聽了鄭觀音的話,李沐如醍醐灌頂一般,自己之前确實想得簡單了。
李世民雖然忌憚長孫無忌的勢力漸長,可這畢竟隻是利益之争。
如果到了生死時刻,李世民豈會抛棄長孫無忌,而幫助自己?
畢竟長孫無忌是他坐上皇位的最大功臣。
這種關系絕不會因爲區區利益而割裂。
換句話說,隻要長孫無忌沒有謀反,李世民就絕不會将長孫無忌打落塵埃。
“母親說得是,孩兒想得太粗淺了。
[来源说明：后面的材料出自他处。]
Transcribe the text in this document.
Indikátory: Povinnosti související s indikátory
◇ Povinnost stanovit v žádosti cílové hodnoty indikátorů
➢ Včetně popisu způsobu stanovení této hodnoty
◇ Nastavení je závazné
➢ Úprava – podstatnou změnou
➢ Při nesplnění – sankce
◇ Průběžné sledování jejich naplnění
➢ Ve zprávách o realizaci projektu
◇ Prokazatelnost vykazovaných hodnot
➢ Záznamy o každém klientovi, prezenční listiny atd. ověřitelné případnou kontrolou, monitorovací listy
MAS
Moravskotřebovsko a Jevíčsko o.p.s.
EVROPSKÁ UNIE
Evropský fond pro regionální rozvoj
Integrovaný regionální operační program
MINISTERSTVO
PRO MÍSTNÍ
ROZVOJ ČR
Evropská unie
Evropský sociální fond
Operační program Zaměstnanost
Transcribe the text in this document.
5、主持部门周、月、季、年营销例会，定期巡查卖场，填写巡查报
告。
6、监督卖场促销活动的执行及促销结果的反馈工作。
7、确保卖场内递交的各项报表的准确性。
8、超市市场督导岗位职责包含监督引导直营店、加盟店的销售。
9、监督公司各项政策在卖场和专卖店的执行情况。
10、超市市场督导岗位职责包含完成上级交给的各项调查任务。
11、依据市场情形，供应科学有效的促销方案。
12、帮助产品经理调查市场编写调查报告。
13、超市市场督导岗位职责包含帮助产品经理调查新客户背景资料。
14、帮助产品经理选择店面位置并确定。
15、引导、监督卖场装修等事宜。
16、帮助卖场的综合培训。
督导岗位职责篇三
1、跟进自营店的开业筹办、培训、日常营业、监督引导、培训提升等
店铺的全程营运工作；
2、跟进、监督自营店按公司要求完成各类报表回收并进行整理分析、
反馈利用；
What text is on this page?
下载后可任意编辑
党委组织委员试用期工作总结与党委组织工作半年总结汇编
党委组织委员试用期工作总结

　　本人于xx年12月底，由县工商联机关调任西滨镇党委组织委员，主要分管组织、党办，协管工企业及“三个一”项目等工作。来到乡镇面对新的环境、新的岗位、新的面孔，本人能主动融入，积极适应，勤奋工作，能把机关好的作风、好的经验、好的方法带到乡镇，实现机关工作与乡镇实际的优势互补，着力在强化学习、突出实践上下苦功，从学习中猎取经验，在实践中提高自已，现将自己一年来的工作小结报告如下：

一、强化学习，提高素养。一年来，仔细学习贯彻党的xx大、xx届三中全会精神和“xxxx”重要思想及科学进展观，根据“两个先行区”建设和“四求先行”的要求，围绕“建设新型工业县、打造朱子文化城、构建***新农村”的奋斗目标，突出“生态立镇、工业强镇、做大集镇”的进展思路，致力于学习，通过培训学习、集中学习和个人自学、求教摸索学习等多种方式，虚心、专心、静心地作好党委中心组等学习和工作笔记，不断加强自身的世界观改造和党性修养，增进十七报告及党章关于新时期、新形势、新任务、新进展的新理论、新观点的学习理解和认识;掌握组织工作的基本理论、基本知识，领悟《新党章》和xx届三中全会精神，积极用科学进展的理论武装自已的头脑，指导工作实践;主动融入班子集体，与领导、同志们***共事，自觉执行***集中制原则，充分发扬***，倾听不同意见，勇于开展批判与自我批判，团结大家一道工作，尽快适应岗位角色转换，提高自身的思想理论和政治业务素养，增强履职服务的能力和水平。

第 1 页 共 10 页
不過,複仇之事,孩兒不會放棄。如今孩兒身份已明,皇上冊封孩兒,隻是顧忌到聲名和朝中安定,才行的權宜之計。如果孩兒苟延殘喘,等長孫無忌等人布置完成,滅門慘事還會重演。”
樹欲靜而風不止,面對如何的仇恨,豈是能輕易化解的?
不管是哪一方都會想盡方法置對方于死地。
否則,連睡覺都不會安穩。
鄭觀音自然是明白這道理的。
人的心裏,就不能有希望。
因爲有了希望,就會生出許多不該有的想法。
而且,想着想着就會想多了。
最後往往發現,這些不切實際的想法,都是美夢罷了。
鄭觀音沉默了,她也在反思,自己是不是想多了。